The LTV is the value of the loan expressed as a percentage of the value of the vehicle.
In the second quarter, the average LTV for new vehicles was about 110 percent, down from about 116 percent a year earlier, she said.
The average LTV on used-vehicle loans was virtually flat at about 127 percent, up less than one percentage point from 126 percent a year earlier.
The higher the LTV, the smaller the down payment required. Customers can also use the higher amount to pay off negative equity on their trade-in. A higher LTV also allows dealerships to add the cost of add-ons like extended-service contracts to the same finance contract as the vehicle, an important selling point. A lower LTV is the opposite.
By most other standards, auto loans were easier to get in the second quarter, according to Experian Automotive.

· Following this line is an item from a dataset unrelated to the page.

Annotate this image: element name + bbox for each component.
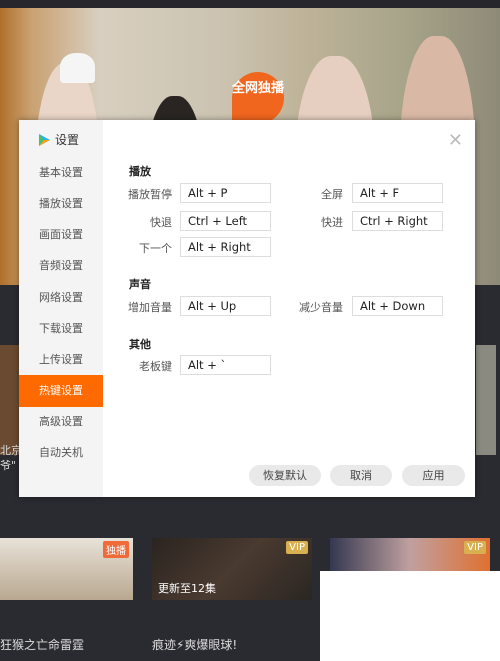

- The average amount financed for new vehicles was $25,714 in the second quarter, up $474 or 1.9 percent from a year ago, the credit bureau said. For used vehicles, the average amount financed was $17,433, up $370 or 2.2 percent.
- The average credit score for new-vehicle loans was 753, down from 763 a year earlier. Experian considers the prime-risk category to be a credit score of 680 or above, using Experian's Scorex Plus scale. The average credit score for used-vehicle loans was 662, down from 671 a year earlier.
- The average interest rate on new-vehicle loans was about 4.6 percent, down from 4.8 percent a year earlier. The average rate for used-vehicle loans increased a fraction of a percentage point to about 9 percent, but Experian Automotive said rates were down for most used-vehicle loans. "Deep subprime" customers, with credit scores below 550, were the exception.
- Subprime loans accounted for about 44 percent of the auto loans made in the second quarter, up from about 41 percent a year ago.
"Because the overall lending environment has improved, lenders are making loans available to a wider range of customers. This is good for manufacturers and dealers, as it allows them to sell more vehicles," Zabritski said. "However, the lower loan-to-value ratios show that lenders are not willing to throw caution to the winds."